Every capo is present. Their sons. Their seconds. Power lined up in tailored suits and practiced restraint.
Including Edoardo. That alone tells me how badly he’s miscalculated.
Grigori doesn’t wait for anyone to sit. He walks straight into the center of the room like gravity bends toward him, coat still dusted with soot from the garage, blood drying dark on his knuckles. He doesn’t look at Edoardo at first. He doesn’t have to. Everyone already knows who this is for.
"They came after me," Grigori says calmly. Too calmly. He switches from English to Italian without breaking stride. "Your Venezuelan friends fired on my sister. In public. In your city."
Edoardo straightens. "I didn’t invite anyone to shoot at?—"
Grigori finally looks at him. It’s not rage. Rage would be kinder.
"If you had done your job," Grigori cuts in, keeping his voice soft as falling snow, which anybody who knows him knows is a last warning, "after they murdered your bookkeeper, we would not be having this conversation."
The room stills.
Edoardo bristles. "You don’t get to lecture me on how I handle my territory?—"
"I do," Grigori says, stepping closer, invading his space with surgical precision, "when your inaction spills into mine."
Toni shifts slightly beside me—not intervening, just watching. Raf has gone utterly still. Stephano’s jaw tightens, but he says nothing. He doesn’t need to. This isn’t his kill.
"You let them walk," Grigori continues. "No retaliation. No pressure. No message. You taught them they could test you."
Edoardo’s face reddens. "I was containing the situation."
"No," Grigori corrects. "You were hiding."
That lands harder than a slap.
"You wanted to keep your hands clean," Grigori goes on. "So you let the dirt pile up until it exploded inmyface. That makes you weak. And weakness invites predators."
"I am the Don of La Famiglia," Edoardo snaps, a little too loudly. "You will not speak to me like?—"
"Like what?" Grigori interrupts, tilting his head. "Like a man who has lost control of his house?"
Silence. Dead, suffocating silence.
Edoardo opens his mouth. Closes it. Looks around the room, searching for support. He doesn’t find it.
I step in then, before this turns irreversible.

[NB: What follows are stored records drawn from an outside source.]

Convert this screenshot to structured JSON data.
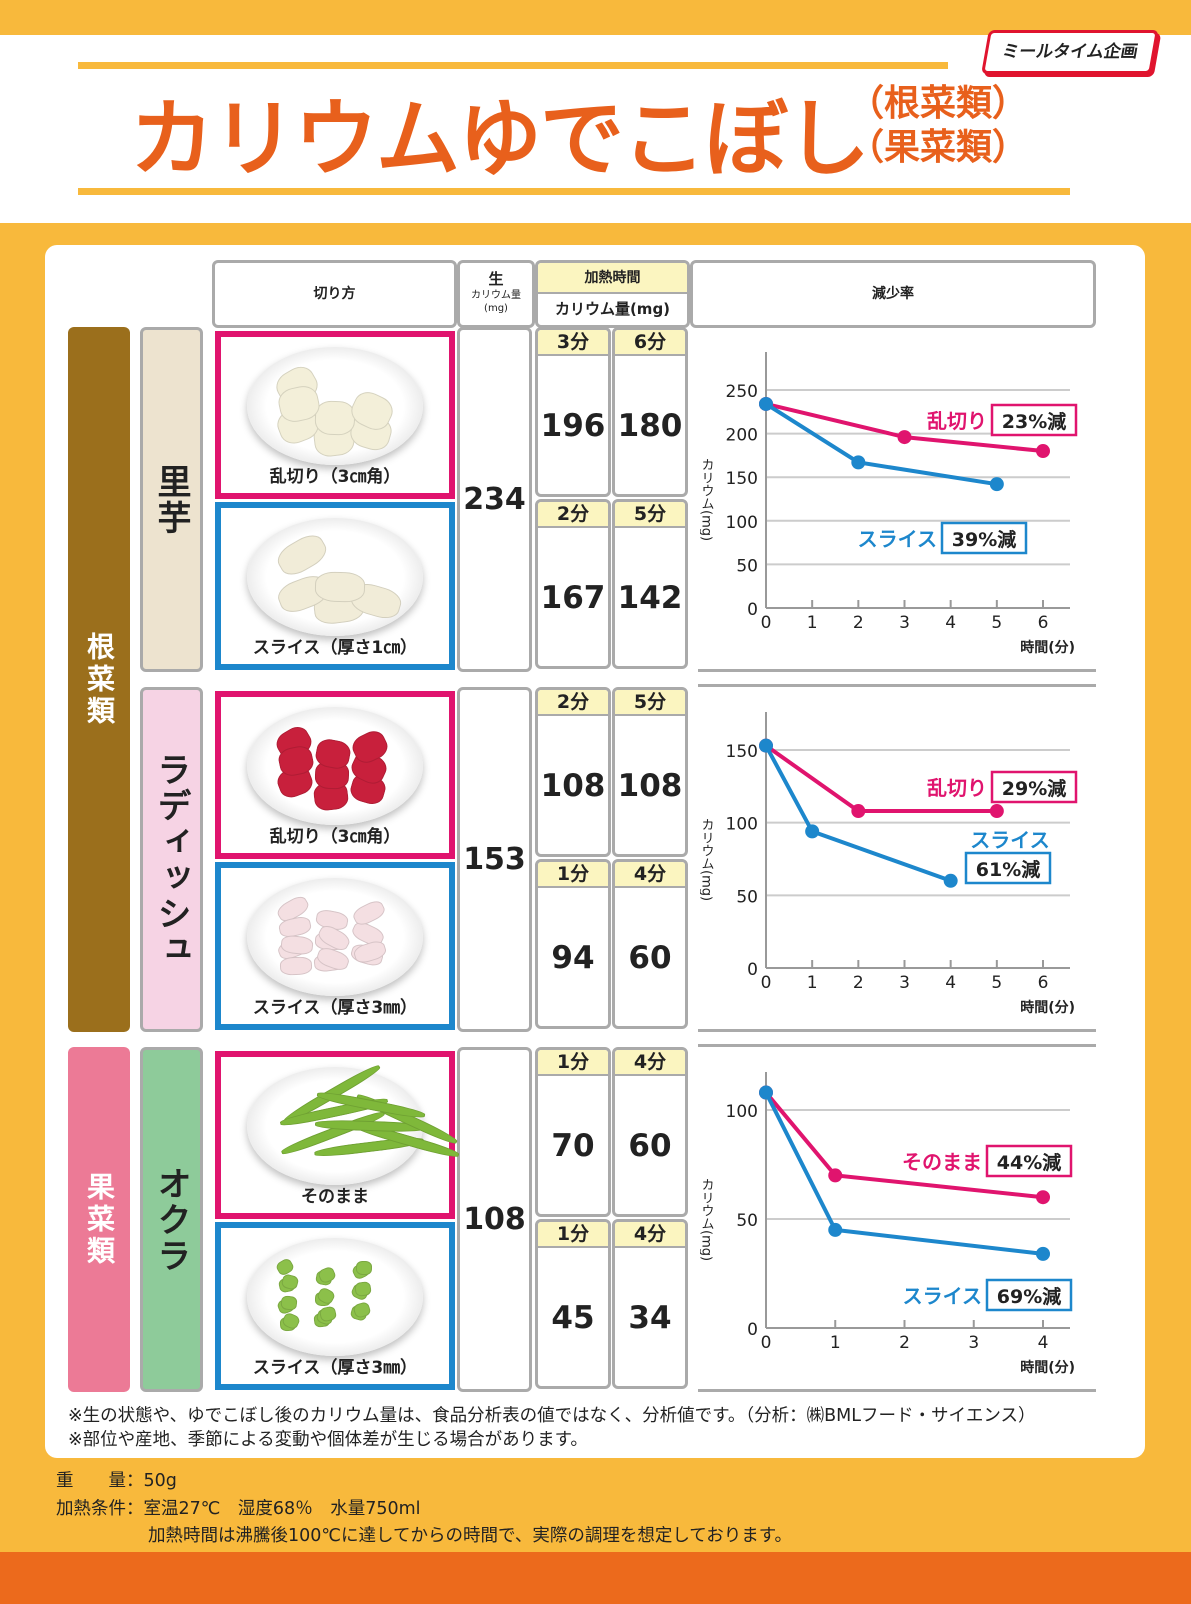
{
  "header": {
    "title": "カリウムゆでこぼし",
    "subtitle_1": "（根菜類）",
    "subtitle_2": "（果菜類）",
    "logo": "ミールタイム企画"
  },
  "colors": {
    "title": "#e8601c",
    "ranngiri": "#e0146e",
    "slice": "#1d87cc",
    "root_category": "#9b6f1c",
    "fruit_category": "#ec7a96"
  },
  "table_header": {
    "cut": "切り方",
    "raw_1": "生",
    "raw_2": "カリウム量",
    "raw_3": "(mg)",
    "heating_time": "加熱時間",
    "potassium": "カリウム量(mg)",
    "reduction": "減少率"
  },
  "categories": [
    {
      "label": "根菜類",
      "color": "#9b6f1c"
    },
    {
      "label": "果菜類",
      "color": "#ec7a96"
    }
  ],
  "groups": [
    {
      "vegetable": "里芋",
      "veg_color": "#ede3cf",
      "raw": "234",
      "rows": [
        {
          "cut": "乱切り（3㎝角）",
          "times": [
            "3分",
            "6分"
          ],
          "values": [
            "196",
            "180"
          ]
        },
        {
          "cut": "スライス（厚さ1㎝）",
          "times": [
            "2分",
            "5分"
          ],
          "values": [
            "167",
            "142"
          ]
        }
      ]
    },
    {
      "vegetable": "ラディッシュ",
      "veg_color": "#f6d3e4",
      "raw": "153",
      "rows": [
        {
          "cut": "乱切り（3㎝角）",
          "times": [
            "2分",
            "5分"
          ],
          "values": [
            "108",
            "108"
          ]
        },
        {
          "cut": "スライス（厚さ3㎜）",
          "times": [
            "1分",
            "4分"
          ],
          "values": [
            "94",
            "60"
          ]
        }
      ]
    },
    {
      "vegetable": "オクラ",
      "veg_color": "#8ecb9a",
      "raw": "108",
      "rows": [
        {
          "cut": "そのまま",
          "times": [
            "1分",
            "4分"
          ],
          "values": [
            "70",
            "60"
          ]
        },
        {
          "cut": "スライス（厚さ3㎜）",
          "times": [
            "1分",
            "4分"
          ],
          "values": [
            "45",
            "34"
          ]
        }
      ]
    }
  ],
  "chart_data": [
    {
      "type": "line",
      "ylabel": "カリウム(mg)",
      "xlabel": "時間(分)",
      "ylim": [
        0,
        250
      ],
      "yticks": [
        0,
        50,
        100,
        150,
        200,
        250
      ],
      "xlim": [
        0,
        6
      ],
      "xticks": [
        0,
        1,
        2,
        3,
        4,
        5,
        6
      ],
      "grid": true,
      "series": [
        {
          "name": "乱切り",
          "reduction": "23%減",
          "color": "#e0146e",
          "x": [
            0,
            3,
            6
          ],
          "y": [
            234,
            196,
            180
          ]
        },
        {
          "name": "スライス",
          "reduction": "39%減",
          "color": "#1d87cc",
          "x": [
            0,
            2,
            5
          ],
          "y": [
            234,
            167,
            142
          ]
        }
      ]
    },
    {
      "type": "line",
      "ylabel": "カリウム(mg)",
      "xlabel": "時間(分)",
      "ylim": [
        0,
        150
      ],
      "yticks": [
        0,
        50,
        100,
        150
      ],
      "xlim": [
        0,
        6
      ],
      "xticks": [
        0,
        1,
        2,
        3,
        4,
        5,
        6
      ],
      "grid": true,
      "series": [
        {
          "name": "乱切り",
          "reduction": "29%減",
          "color": "#e0146e",
          "x": [
            0,
            2,
            5
          ],
          "y": [
            153,
            108,
            108
          ]
        },
        {
          "name": "スライス",
          "reduction": "61%減",
          "color": "#1d87cc",
          "x": [
            0,
            1,
            4
          ],
          "y": [
            153,
            94,
            60
          ]
        }
      ]
    },
    {
      "type": "line",
      "ylabel": "カリウム(mg)",
      "xlabel": "時間(分)",
      "ylim": [
        0,
        100
      ],
      "yticks": [
        0,
        50,
        100
      ],
      "xlim": [
        0,
        4
      ],
      "xticks": [
        0,
        1,
        2,
        3,
        4
      ],
      "grid": true,
      "series": [
        {
          "name": "そのまま",
          "reduction": "44%減",
          "color": "#e0146e",
          "x": [
            0,
            1,
            4
          ],
          "y": [
            108,
            70,
            60
          ]
        },
        {
          "name": "スライス",
          "reduction": "69%減",
          "color": "#1d87cc",
          "x": [
            0,
            1,
            4
          ],
          "y": [
            108,
            45,
            34
          ]
        }
      ]
    }
  ],
  "notes": [
    "※生の状態や、ゆでこぼし後のカリウム量は、食品分析表の値ではなく、分析値です。（分析：㈱BMLフード・サイエンス）",
    "※部位や産地、季節による変動や個体差が生じる場合があります。"
  ],
  "conditions": {
    "weight": "重　　量：50g",
    "heating": "加熱条件：室温27℃　湿度68％　水量750ml",
    "heating_note": "加熱時間は沸騰後100℃に達してからの時間で、実際の調理を想定しております。"
  }
}
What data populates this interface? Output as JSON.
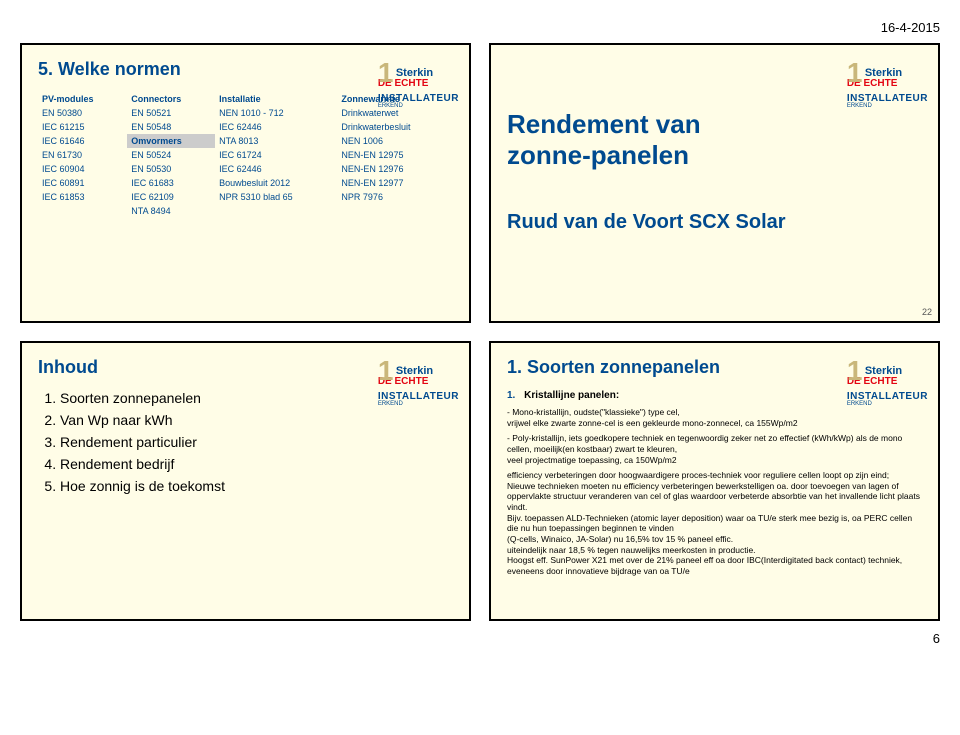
{
  "header": {
    "date": "16-4-2015"
  },
  "logo": {
    "sterkin": "Sterkin",
    "erkend": "ERKEND",
    "line1": "DE ECHTE",
    "line2": "INSTALLATEUR"
  },
  "slide1": {
    "title": "5. Welke normen",
    "columns": [
      "PV-modules",
      "Connectors",
      "Installatie",
      "Zonnewarmte"
    ],
    "rows": [
      [
        "EN 50380",
        "EN 50521",
        "NEN 1010 - 712",
        "Drinkwaterwet"
      ],
      [
        "IEC 61215",
        "EN 50548",
        "IEC 62446",
        "Drinkwaterbesluit"
      ],
      [
        "IEC 61646",
        "Omvormers",
        "NTA 8013",
        "NEN 1006"
      ],
      [
        "EN 61730",
        "EN 50524",
        "IEC 61724",
        "NEN-EN 12975"
      ],
      [
        "IEC 60904",
        "EN 50530",
        "IEC 62446",
        "NEN-EN 12976"
      ],
      [
        "IEC 60891",
        "IEC 61683",
        "Bouwbesluit 2012",
        "NEN-EN 12977"
      ],
      [
        "IEC 61853",
        "IEC 62109",
        "NPR 5310 blad 65",
        "NPR 7976"
      ],
      [
        "",
        "NTA 8494",
        "",
        ""
      ]
    ],
    "highlight_cell": "Omvormers"
  },
  "slide2": {
    "title_line1": "Rendement van",
    "title_line2": "zonne-panelen",
    "subtitle": "Ruud van de Voort SCX Solar",
    "page": "22"
  },
  "slide3": {
    "title": "Inhoud",
    "items": [
      "Soorten zonnepanelen",
      "Van Wp naar kWh",
      "Rendement particulier",
      "Rendement bedrijf",
      "Hoe zonnig is de toekomst"
    ]
  },
  "slide4": {
    "title": "1. Soorten zonnepanelen",
    "head_num": "1.",
    "head_text": "Kristallijne panelen:",
    "p1": "- Mono-kristallijn, oudste(\"klassieke\") type cel,\nvrijwel elke zwarte zonne-cel is een gekleurde mono-zonnecel, ca 155Wp/m2",
    "p2": "- Poly-kristallijn, iets goedkopere techniek en tegenwoordig zeker net zo effectief (kWh/kWp) als de mono cellen, moeilijk(en kostbaar) zwart te kleuren,\nveel projectmatige toepassing, ca 150Wp/m2",
    "p3": "efficiency verbeteringen door hoogwaardigere proces-techniek voor reguliere cellen loopt op zijn eind;\nNieuwe technieken moeten nu efficiency verbeteringen bewerkstelligen oa. door toevoegen van lagen of oppervlakte structuur veranderen van cel of glas waardoor verbeterde absorbtie van het invallende licht plaats vindt.\nBijv. toepassen ALD-Technieken (atomic layer deposition) waar oa TU/e sterk mee bezig is, oa PERC cellen die nu hun toepassingen beginnen te vinden\n(Q-cells, Winaico, JA-Solar) nu 16,5%  tov 15 % paneel effic.\nuiteindelijk naar 18,5 % tegen nauwelijks meerkosten in productie.\nHoogst eff. SunPower X21 met over de 21% paneel eff oa door IBC(Interdigitated back contact) techniek, eveneens door innovatieve bijdrage van oa TU/e"
  },
  "footer": {
    "page": "6"
  },
  "colors": {
    "slide_bg": "#fffde7",
    "brand_blue": "#004a8f",
    "brand_red": "#e30613",
    "logo_gold": "#c9b77a",
    "highlight_bg": "#cccccc"
  }
}
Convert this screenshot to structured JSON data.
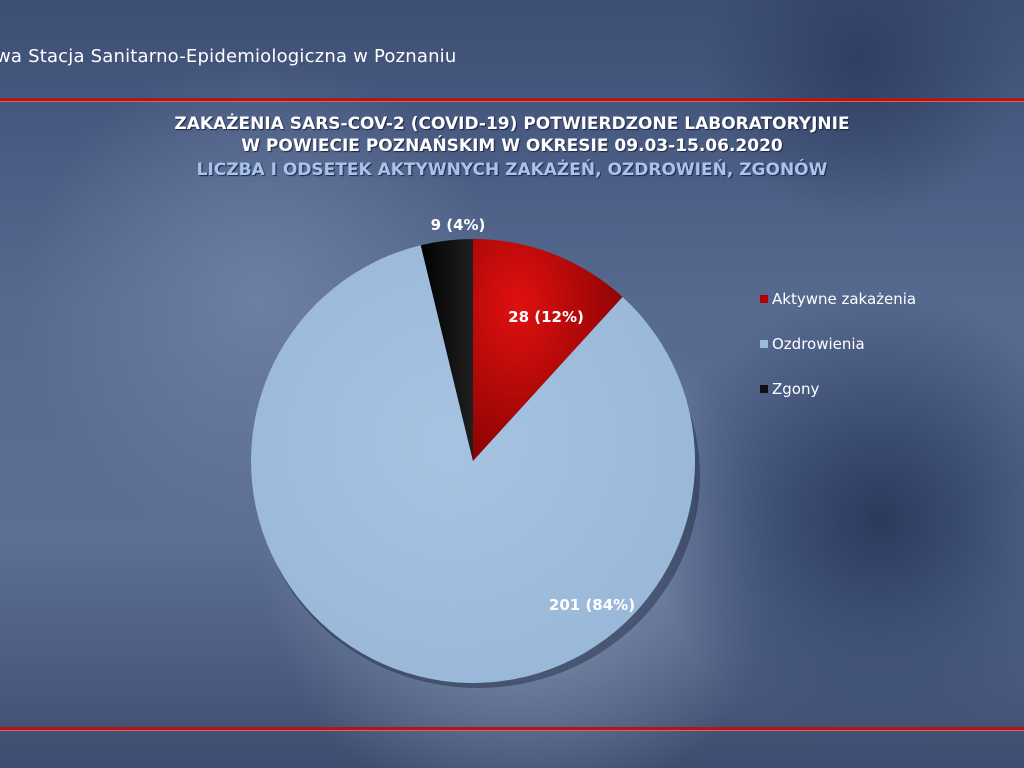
{
  "header": {
    "institution": "wa Stacja Sanitarno-Epidemiologiczna w Poznaniu"
  },
  "titles": {
    "line1": "ZAKAŻENIA SARS-COV-2 (COVID-19) POTWIERDZONE LABORATORYJNIE",
    "line2": "W POWIECIE POZNAŃSKIM W OKRESIE 09.03-15.06.2020",
    "line3": "LICZBA I ODSETEK AKTYWNYCH ZAKAŻEŃ, OZDROWIEŃ, ZGONÓW"
  },
  "chart_data": {
    "type": "pie",
    "title": "ZAKAŻENIA SARS-COV-2 (COVID-19) POTWIERDZONE LABORATORYJNIE W POWIECIE POZNAŃSKIM W OKRESIE 09.03-15.06.2020",
    "subtitle": "LICZBA I ODSETEK AKTYWNYCH ZAKAŻEŃ, OZDROWIEŃ, ZGONÓW",
    "legend_position": "right",
    "slices": [
      {
        "name": "Aktywne zakażenia",
        "value": 28,
        "label": "28 (12%)",
        "color": "#b00000"
      },
      {
        "name": "Ozdrowienia",
        "value": 201,
        "label": "201 (84%)",
        "color": "#9dbbdb"
      },
      {
        "name": "Zgony",
        "value": 9,
        "label": "9 (4%)",
        "color": "#111111"
      }
    ]
  }
}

"This isn’t about humiliation," I state evenly, sending a warning glare at Grigori, telling him to tone it down. "It’s about consequence."
Grigori glances at me, the barest flicker of approval in his eyes. This is how we usually play things. He antagonizes until something has to be done, and I play the peacemaker if we are inclined to let our prey live. With all the powerful members of La Famiglia here, it would be a mistake to antagonize them too much. Just yet.
"You wanted peace," I continue, turning to Edoardo. "You mistook silence for safety. The Venezuelans didn’t. They heard permission."
Stephano finally speaks. "You left a vacuum."
Raffael nods once. "And someone filled it."
Edoardo swallows. The glass tower suddenly feels very tall. Very exposed.
Grigori steps back half a pace, just enough to let him breathe again. A calculated mercy. The kind that costs interest later.
"I’m done waiting," Grigori says, voice calm and lethal, hands loose at his sides. "This mess grew because you let it. Because you mistook silence for control and called it diplomacy." His gaze cuts through Edoardo like a blade. "I’m going to Venezuela. I’ll put a bullet between Silvestre’s eyes, then Aurelio’s. I’ll burn the rot out myself."
Edoardo opens his mouth—panic, protest, pride, who knows—but he never gets the words out.